16.2.2. MapReduceTask

In JBoss Data Grid, MapReduceTask is a distributed task, which unifies the Mapper, Combiner, Reducer, and Collator components into a cohesive computation, which can be parallelized and executed across a large-scale cluster.
These components can be specified with a fluent API. However,as most of them are serialized and executed on other nodes, using inner classes is not recommended.
For example:
new MapReduceTask(cache).mappedWith(new MyMapper()).combinedWith(new 
MyCombiner().reducedWith(new MyReducer()).execute(new MyCollator()).
MapReduceTask requires a cache containing data that will be used as input for the task. The JBoss Data Grid execution environment will instantiate and migrate instances of provided Mappers and Reducers seamlessly across the nodes.
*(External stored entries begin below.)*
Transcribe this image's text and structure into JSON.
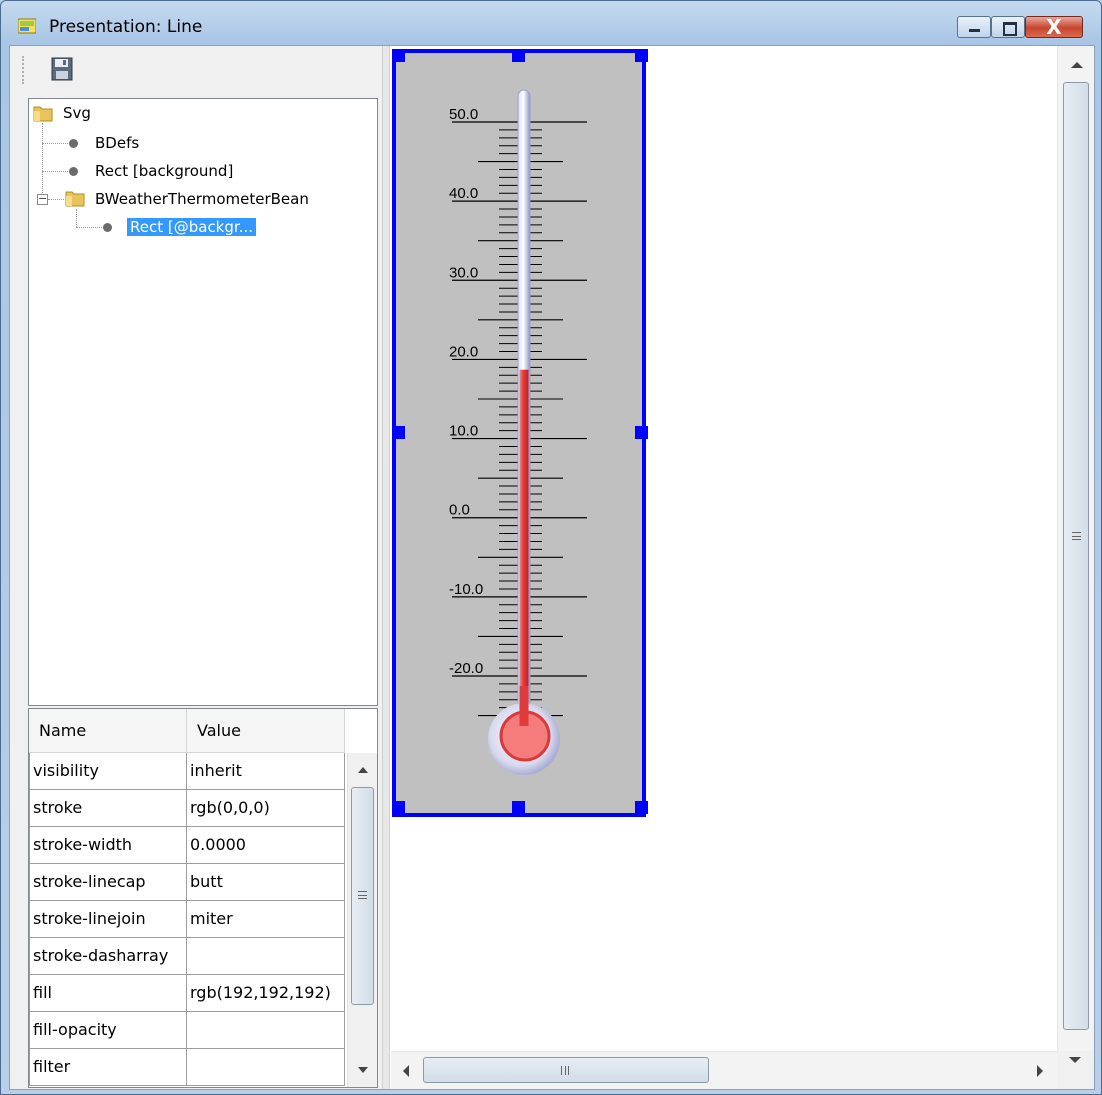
{
  "window": {
    "title": "Presentation: Line",
    "close_symbol": "X"
  },
  "toolbar": {
    "save_icon": "floppy-disk-icon"
  },
  "tree": {
    "root": "Svg",
    "items": [
      {
        "label": "BDefs",
        "icon": "bullet-icon"
      },
      {
        "label": "Rect [background]",
        "icon": "bullet-icon"
      },
      {
        "label": "BWeatherThermometerBean",
        "icon": "folder-icon",
        "expanded": true
      },
      {
        "label": "Rect [@backgr...",
        "icon": "bullet-icon",
        "selected": true
      }
    ]
  },
  "properties": {
    "headers": {
      "name": "Name",
      "value": "Value"
    },
    "rows": [
      {
        "name": "visibility",
        "value": "inherit"
      },
      {
        "name": "stroke",
        "value": "rgb(0,0,0)"
      },
      {
        "name": "stroke-width",
        "value": "0.0000"
      },
      {
        "name": "stroke-linecap",
        "value": "butt"
      },
      {
        "name": "stroke-linejoin",
        "value": "miter"
      },
      {
        "name": "stroke-dasharray",
        "value": ""
      },
      {
        "name": "fill",
        "value": "rgb(192,192,192)"
      },
      {
        "name": "fill-opacity",
        "value": ""
      },
      {
        "name": "filter",
        "value": ""
      }
    ]
  },
  "thermometer": {
    "scale_labels": [
      "50.0",
      "40.0",
      "30.0",
      "20.0",
      "10.0",
      "0.0",
      "-10.0",
      "-20.0"
    ],
    "min": -25,
    "max": 50,
    "current_value": 18.7,
    "background_color": "#c0c0c0",
    "selection_color": "#0000ff",
    "mercury_color": "#e03a3a"
  },
  "colors": {
    "selection": "#3399ff",
    "title_bar": "#c5daf0"
  }
}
By default, all available key/value pairs of a specified cache will be used as input data for the task. This can be modified by using the onKeys method as an input key filter.
There are two MapReduceTask constructor parameters that determine how the intermediate values are processed:
  • distributedReducePhase - When set to "false", the default setting, the reducers are only executed on the master node. If set to "true", the reducers are executed on every node in the cluster.
  • useIntermediateSharedCache - Only important if distributedReducePhase is set to "true". If "true", which is the default setting, this task will share intermediate value cache with other executing MapReduceTasks on the grid. If set to "false", this task will use its own dedicated cache for intermediate values.